Les chemins de la tolérance
Comme de nombreux sociologues, Charles Taylor note que la chute
de la pratique religieuse s'accélère depuis les
années 1960, mais que, par ailleurs, les Québécois,
comme les autres occidentaux, seraient en quête d'une nouvelle
spiritualité. Une spiritualité que souvent ils ne
peuvent nommer car la culture religieuse ne fait plus partie de
leur quotidien. "Je pense qu'on ne peut revenir en arrière
et reconstituer la chrétienté dans son état
antérieur, soutient le philosophe, mais j'ai l'impression
que de nouveaux lieux de transcendance surgissent." Charles
Taylor en veut pour preuve l'humanitarisme qui caractérise
notre époque actuelle.

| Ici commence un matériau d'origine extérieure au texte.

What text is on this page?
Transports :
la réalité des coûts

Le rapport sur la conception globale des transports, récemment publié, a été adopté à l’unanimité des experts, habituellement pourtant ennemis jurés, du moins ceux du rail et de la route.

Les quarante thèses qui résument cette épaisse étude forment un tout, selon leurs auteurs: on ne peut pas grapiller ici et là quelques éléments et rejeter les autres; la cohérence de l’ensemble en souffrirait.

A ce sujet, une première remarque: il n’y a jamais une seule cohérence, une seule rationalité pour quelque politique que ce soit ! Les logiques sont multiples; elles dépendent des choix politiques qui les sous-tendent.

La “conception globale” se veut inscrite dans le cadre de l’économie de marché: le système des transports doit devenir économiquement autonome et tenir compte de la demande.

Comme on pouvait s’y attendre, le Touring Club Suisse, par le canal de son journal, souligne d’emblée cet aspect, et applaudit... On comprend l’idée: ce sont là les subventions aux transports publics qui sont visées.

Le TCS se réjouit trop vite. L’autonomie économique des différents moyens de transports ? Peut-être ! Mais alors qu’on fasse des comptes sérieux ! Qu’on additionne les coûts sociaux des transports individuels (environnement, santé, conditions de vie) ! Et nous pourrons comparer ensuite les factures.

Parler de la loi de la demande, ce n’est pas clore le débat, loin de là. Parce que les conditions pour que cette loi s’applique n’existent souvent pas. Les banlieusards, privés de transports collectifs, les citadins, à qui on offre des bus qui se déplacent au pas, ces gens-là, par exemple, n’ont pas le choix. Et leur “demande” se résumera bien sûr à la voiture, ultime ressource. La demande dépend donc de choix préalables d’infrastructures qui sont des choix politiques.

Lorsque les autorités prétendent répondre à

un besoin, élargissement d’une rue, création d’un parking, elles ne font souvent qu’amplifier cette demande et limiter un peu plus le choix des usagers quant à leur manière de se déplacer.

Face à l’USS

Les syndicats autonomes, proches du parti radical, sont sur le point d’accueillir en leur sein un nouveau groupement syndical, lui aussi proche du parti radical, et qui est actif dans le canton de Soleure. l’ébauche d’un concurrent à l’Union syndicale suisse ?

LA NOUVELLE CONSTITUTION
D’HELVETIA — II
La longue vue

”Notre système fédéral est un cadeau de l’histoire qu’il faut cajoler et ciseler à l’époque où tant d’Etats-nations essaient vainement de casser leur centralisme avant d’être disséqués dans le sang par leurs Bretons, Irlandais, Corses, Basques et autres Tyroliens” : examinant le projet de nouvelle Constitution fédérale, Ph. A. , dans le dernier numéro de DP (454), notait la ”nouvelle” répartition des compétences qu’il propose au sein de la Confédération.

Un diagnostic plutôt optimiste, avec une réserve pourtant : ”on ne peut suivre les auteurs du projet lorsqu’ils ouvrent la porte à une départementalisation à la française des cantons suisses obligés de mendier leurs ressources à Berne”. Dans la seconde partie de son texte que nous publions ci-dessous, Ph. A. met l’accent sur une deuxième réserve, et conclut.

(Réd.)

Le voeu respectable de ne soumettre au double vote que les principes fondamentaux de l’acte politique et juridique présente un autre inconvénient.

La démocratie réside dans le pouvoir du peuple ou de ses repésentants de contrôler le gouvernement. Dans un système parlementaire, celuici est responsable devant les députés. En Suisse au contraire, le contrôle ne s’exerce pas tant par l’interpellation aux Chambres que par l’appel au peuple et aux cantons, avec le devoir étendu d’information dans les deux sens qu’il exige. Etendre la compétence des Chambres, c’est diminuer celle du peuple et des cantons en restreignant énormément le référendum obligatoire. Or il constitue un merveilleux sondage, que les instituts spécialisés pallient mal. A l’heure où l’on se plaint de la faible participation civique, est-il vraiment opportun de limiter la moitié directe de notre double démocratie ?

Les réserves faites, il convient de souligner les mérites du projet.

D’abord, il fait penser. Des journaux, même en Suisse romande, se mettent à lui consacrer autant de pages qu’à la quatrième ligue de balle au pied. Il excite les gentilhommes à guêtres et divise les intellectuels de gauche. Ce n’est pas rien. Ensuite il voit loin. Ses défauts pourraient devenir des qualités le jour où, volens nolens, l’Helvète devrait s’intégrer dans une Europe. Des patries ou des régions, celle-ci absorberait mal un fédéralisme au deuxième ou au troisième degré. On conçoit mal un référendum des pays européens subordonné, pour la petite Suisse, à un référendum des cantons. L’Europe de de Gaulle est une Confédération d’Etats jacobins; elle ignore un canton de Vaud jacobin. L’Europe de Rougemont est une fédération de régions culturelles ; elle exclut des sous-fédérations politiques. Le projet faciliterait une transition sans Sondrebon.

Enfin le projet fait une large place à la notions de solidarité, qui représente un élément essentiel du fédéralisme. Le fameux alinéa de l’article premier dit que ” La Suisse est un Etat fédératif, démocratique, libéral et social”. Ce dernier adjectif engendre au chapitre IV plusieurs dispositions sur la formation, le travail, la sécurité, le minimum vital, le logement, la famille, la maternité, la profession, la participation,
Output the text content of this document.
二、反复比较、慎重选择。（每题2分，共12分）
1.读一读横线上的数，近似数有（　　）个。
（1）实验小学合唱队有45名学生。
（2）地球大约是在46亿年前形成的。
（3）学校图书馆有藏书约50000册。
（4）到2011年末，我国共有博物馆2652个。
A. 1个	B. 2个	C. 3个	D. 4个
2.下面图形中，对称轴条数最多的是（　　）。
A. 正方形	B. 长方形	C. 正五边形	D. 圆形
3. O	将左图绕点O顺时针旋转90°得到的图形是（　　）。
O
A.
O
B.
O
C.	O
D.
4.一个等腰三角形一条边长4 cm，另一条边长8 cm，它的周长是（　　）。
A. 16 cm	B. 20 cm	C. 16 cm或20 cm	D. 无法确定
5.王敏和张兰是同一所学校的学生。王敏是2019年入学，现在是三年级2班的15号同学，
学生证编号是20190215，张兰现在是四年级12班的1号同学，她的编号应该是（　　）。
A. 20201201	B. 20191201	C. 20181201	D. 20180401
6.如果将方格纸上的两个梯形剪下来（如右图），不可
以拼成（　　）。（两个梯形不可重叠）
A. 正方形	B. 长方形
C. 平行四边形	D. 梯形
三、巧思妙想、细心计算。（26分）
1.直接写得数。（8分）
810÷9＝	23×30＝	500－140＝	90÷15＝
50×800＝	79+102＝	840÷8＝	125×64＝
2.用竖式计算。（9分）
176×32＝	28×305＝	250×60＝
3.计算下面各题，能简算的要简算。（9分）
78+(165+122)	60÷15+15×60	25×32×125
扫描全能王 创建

Selon lui, jamais encore aucune
société n'a voulu secourir les autres comme notre
société le fait, qu'il s'agisse de venir en aide
aux familles démunies, aux réfugiés, ou aux
victimes de guerres.
"Même les incroyants ont le sentiment qu'une personne comme Mère Teresa possédait quelque chose qui nous dépasse, constate le conférencier, une bienfaisance qui vient de Dieu, pour nous Chrétiens." Il souligne également que ses contemporains recherchent actuellement de nouvelles voies de spiritualité, qu'il s'agisse de se tourner vers les mouvement du Nouvel-Age, de trouver un gourou ou de pratiquer la méditation. Bien décidé à vivre les deux pieds dans son époque, Charles Taylor ne cherche donc pas à faire revivre un passé marqué par la religion. Il invite plutôt les pratiquants à accepter l'éclatement actuel vers les nouveaux chemins d'accès au transcendant. Finalement, la tolérance a bien meilleur goût.